Становилось страшно. Очевидно было, что дело, начавшееся так легко, уже ничем не могло быть предотвращено, что оно шло само собою, уже независимо от воли людей, и должно было совершиться"
(т. 2, ч. 1, гл. 5).
Показательно, что Пьер, всю ночь думавший: «К чему же эта дуэль, это убийство?» – попав на боевое поле, выстрелил первым и ранил Долохова в левый бок (рана легко могла оказаться смертельной).
Исключительно интересны в этом отношении записки Н.Н. Муравьева-Карского – свидетеля осведомленного и точного, который приводит слова Грибоедова о его чувствах во время дуэли с Якубовичем. Грибоедов не испытывал никакой личной неприязни к своему противнику, дуэль с которым была лишь завершением «четверной дуэли»18, начатой Шереметевым и Завадовским.

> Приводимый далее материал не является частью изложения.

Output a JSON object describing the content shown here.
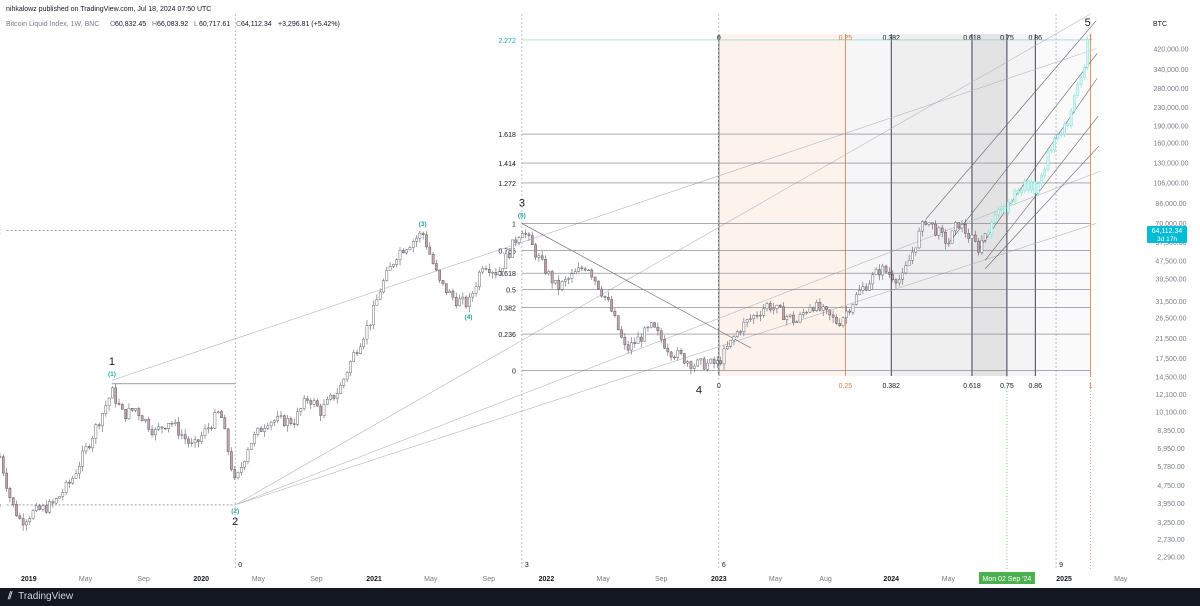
{
  "header": {
    "publisher": "nihkalowz published on TradingView.com, Jul 18, 2024 07:50 UTC",
    "symbol": "Bitcoin Liquid Index, 1W, BNC",
    "ohlc": {
      "o": "60,832.45",
      "h": "66,083.92",
      "l": "60,717.61",
      "c": "64,112.34",
      "change": "+3,296.81 (+5.42%)"
    },
    "currency": "BTC"
  },
  "price_label": {
    "value": "64,112.34",
    "countdown": "3d 17h"
  },
  "date_label": "Mon 02 Sep '24",
  "footer": {
    "brand": "TradingView"
  },
  "colors": {
    "up_candle": "#ffffff",
    "down_candle": "#ffffff",
    "wick": "#5d606b",
    "accent_teal": "#26a69a",
    "fib_orange": "#e07a3e",
    "price_badge": "#00bcd4",
    "date_badge": "#4caf50",
    "projection": "#7fe0d8"
  },
  "chart_data": {
    "type": "candlestick",
    "scale": "log",
    "ylim": [
      2000,
      600000
    ],
    "xlim": [
      "2018-11-01",
      "2025-06-15"
    ],
    "y_ticks": [
      "420,000.00",
      "340,000.00",
      "280,000.00",
      "230,000.00",
      "190,000.00",
      "160,000.00",
      "130,000.00",
      "106,000.00",
      "86,000.00",
      "70,000.00",
      "57,500.00",
      "47,500.00",
      "39,500.00",
      "31,500.00",
      "26,500.00",
      "21,500.00",
      "17,500.00",
      "14,500.00",
      "12,100.00",
      "10,100.00",
      "8,350.00",
      "6,950.00",
      "5,780.00",
      "4,750.00",
      "3,950.00",
      "3,250.00",
      "2,730.00",
      "2,290.00"
    ],
    "x_ticks": [
      {
        "label": "2019",
        "date": "2019-01-01",
        "bold": true
      },
      {
        "label": "May",
        "date": "2019-05-01"
      },
      {
        "label": "Sep",
        "date": "2019-09-01"
      },
      {
        "label": "2020",
        "date": "2020-01-01",
        "bold": true
      },
      {
        "label": "May",
        "date": "2020-05-01"
      },
      {
        "label": "Sep",
        "date": "2020-09-01"
      },
      {
        "label": "2021",
        "date": "2021-01-01",
        "bold": true
      },
      {
        "label": "May",
        "date": "2021-05-01"
      },
      {
        "label": "Sep",
        "date": "2021-09-01"
      },
      {
        "label": "2022",
        "date": "2022-01-01",
        "bold": true
      },
      {
        "label": "May",
        "date": "2022-05-01"
      },
      {
        "label": "Sep",
        "date": "2022-09-01"
      },
      {
        "label": "2023",
        "date": "2023-01-01",
        "bold": true
      },
      {
        "label": "May",
        "date": "2023-05-01"
      },
      {
        "label": "Aug",
        "date": "2023-08-15"
      },
      {
        "label": "2024",
        "date": "2024-01-01",
        "bold": true
      },
      {
        "label": "May",
        "date": "2024-05-01"
      },
      {
        "label": "2025",
        "date": "2025-01-01",
        "bold": true
      },
      {
        "label": "May",
        "date": "2025-05-01"
      }
    ],
    "price_path": [
      [
        "2018-11-01",
        6400
      ],
      [
        "2018-11-25",
        4000
      ],
      [
        "2018-12-15",
        3300
      ],
      [
        "2019-01-10",
        3600
      ],
      [
        "2019-02-20",
        3900
      ],
      [
        "2019-04-01",
        5000
      ],
      [
        "2019-05-10",
        7500
      ],
      [
        "2019-06-26",
        12500
      ],
      [
        "2019-07-20",
        9800
      ],
      [
        "2019-08-15",
        10500
      ],
      [
        "2019-09-25",
        8200
      ],
      [
        "2019-10-26",
        9300
      ],
      [
        "2019-12-15",
        7000
      ],
      [
        "2020-02-10",
        10200
      ],
      [
        "2020-03-13",
        4800
      ],
      [
        "2020-04-10",
        7200
      ],
      [
        "2020-05-20",
        9300
      ],
      [
        "2020-07-15",
        9200
      ],
      [
        "2020-08-15",
        11800
      ],
      [
        "2020-09-10",
        10200
      ],
      [
        "2020-10-20",
        12800
      ],
      [
        "2020-11-20",
        18500
      ],
      [
        "2020-12-25",
        26000
      ],
      [
        "2021-01-15",
        36000
      ],
      [
        "2021-02-20",
        52000
      ],
      [
        "2021-04-14",
        63500
      ],
      [
        "2021-05-20",
        38000
      ],
      [
        "2021-06-22",
        32000
      ],
      [
        "2021-07-20",
        30500
      ],
      [
        "2021-08-20",
        47000
      ],
      [
        "2021-09-20",
        42000
      ],
      [
        "2021-11-10",
        67000
      ],
      [
        "2021-12-20",
        47000
      ],
      [
        "2022-01-24",
        36000
      ],
      [
        "2022-03-28",
        46000
      ],
      [
        "2022-05-15",
        30000
      ],
      [
        "2022-06-18",
        19000
      ],
      [
        "2022-08-12",
        24200
      ],
      [
        "2022-09-20",
        19000
      ],
      [
        "2022-11-10",
        16500
      ],
      [
        "2022-12-30",
        16600
      ],
      [
        "2023-02-15",
        24000
      ],
      [
        "2023-04-14",
        30500
      ],
      [
        "2023-06-15",
        25500
      ],
      [
        "2023-07-15",
        30800
      ],
      [
        "2023-09-11",
        25200
      ],
      [
        "2023-10-25",
        34500
      ],
      [
        "2023-12-10",
        44000
      ],
      [
        "2024-01-23",
        39000
      ],
      [
        "2024-02-28",
        62000
      ],
      [
        "2024-03-14",
        73000
      ],
      [
        "2024-05-01",
        57000
      ],
      [
        "2024-05-21",
        71000
      ],
      [
        "2024-07-05",
        54000
      ],
      [
        "2024-07-18",
        64112
      ]
    ],
    "projection_path": [
      [
        "2024-07-18",
        64112
      ],
      [
        "2024-09-01",
        85000
      ],
      [
        "2024-10-01",
        105000
      ],
      [
        "2024-11-01",
        100000
      ],
      [
        "2024-12-01",
        150000
      ],
      [
        "2025-01-01",
        180000
      ],
      [
        "2025-02-01",
        280000
      ],
      [
        "2025-02-20",
        440000
      ]
    ],
    "wave_labels": [
      {
        "text": "1",
        "sub": "(1)",
        "date": "2019-06-26",
        "price": 14200,
        "pos": "above"
      },
      {
        "text": "2",
        "sub": "(2)",
        "date": "2020-03-13",
        "price": 3900,
        "pos": "below"
      },
      {
        "text": "",
        "sub": "(3)",
        "date": "2021-04-14",
        "price": 66000,
        "pos": "above"
      },
      {
        "text": "",
        "sub": "(4)",
        "date": "2021-07-20",
        "price": 28500,
        "pos": "below"
      },
      {
        "text": "3",
        "sub": "(5)",
        "date": "2021-11-10",
        "price": 72000,
        "pos": "above"
      },
      {
        "text": "4",
        "sub": "",
        "date": "2022-11-20",
        "price": 15000,
        "pos": "below"
      },
      {
        "text": "5",
        "sub": "",
        "date": "2025-02-20",
        "price": 460000,
        "pos": "above"
      }
    ],
    "fib_ext_1": {
      "levels": [
        {
          "label": "2.272",
          "price": 65000
        },
        {
          "label": "0",
          "price": 3900
        }
      ],
      "start": "2018-11-15",
      "end": "2020-03-13"
    },
    "fib_retracement": [
      {
        "label": "1",
        "price": 70000
      },
      {
        "label": "0.786",
        "price": 53000
      },
      {
        "label": "0.618",
        "price": 42000
      },
      {
        "label": "0.5",
        "price": 35500
      },
      {
        "label": "0.382",
        "price": 29500
      },
      {
        "label": "0.236",
        "price": 22500
      },
      {
        "label": "0",
        "price": 15500
      }
    ],
    "fib_ext_2": [
      {
        "label": "2.272",
        "price": 460000,
        "teal": true
      },
      {
        "label": "1.618",
        "price": 175000
      },
      {
        "label": "1.414",
        "price": 130000
      },
      {
        "label": "1.272",
        "price": 106000
      }
    ],
    "time_zones": [
      {
        "label": "0",
        "date": "2023-01-01",
        "color": "#131722"
      },
      {
        "label": "0.25",
        "date": "2023-09-26",
        "color": "#e07a3e"
      },
      {
        "label": "0.382",
        "date": "2024-01-01",
        "color": "#131722"
      },
      {
        "label": "0.618",
        "date": "2024-06-20",
        "color": "#131722"
      },
      {
        "label": "0.75",
        "date": "2024-09-02",
        "color": "#131722"
      },
      {
        "label": "0.86",
        "date": "2024-11-01",
        "color": "#131722"
      },
      {
        "label": "1",
        "date": "2025-02-26",
        "color": "#e07a3e"
      }
    ],
    "cycle_markers": [
      {
        "label": "0",
        "date": "2020-03-13"
      },
      {
        "label": "3",
        "date": "2021-11-10"
      },
      {
        "label": "6",
        "date": "2023-01-01"
      },
      {
        "label": "9",
        "date": "2024-12-15"
      }
    ]
  }
}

Он предлагал мирный исход, от которого Якубович отказался, также подчеркнув, что не испытывает никакой личной вражды к Грибоедову и лишь исполняет слово, данное покойному Шереметеву. И тем более знаменательно, что, встав с мирными намерениями к барьеру, Грибоедов по ходу дуэли почувствовал желание убить Якубовича – пуля прошла так близко от головы, что «Якубович полагал себя раненым: он схватился за затылок, посмотрел свою руку <...> Грибоедов после сказал нам, что он целился Якубовичу в голову и хотел убить его, но что это не было первое его намерение, когда он на место стал» (А.С. Грибоедов, его жизнь и гибель... С. 112).
Для читателя, не утратившего еще живой связи с дуэльной традицией и способного понять смысловые оттенки нарисованной Пушкиным картины, было очевидно, что Онегин "любил его [Ленского] и, целясь в него, не хотел ранить" (Герцен А.И. Собр. соч.: В 30 т. М., 1956. Т. 7. С. 206).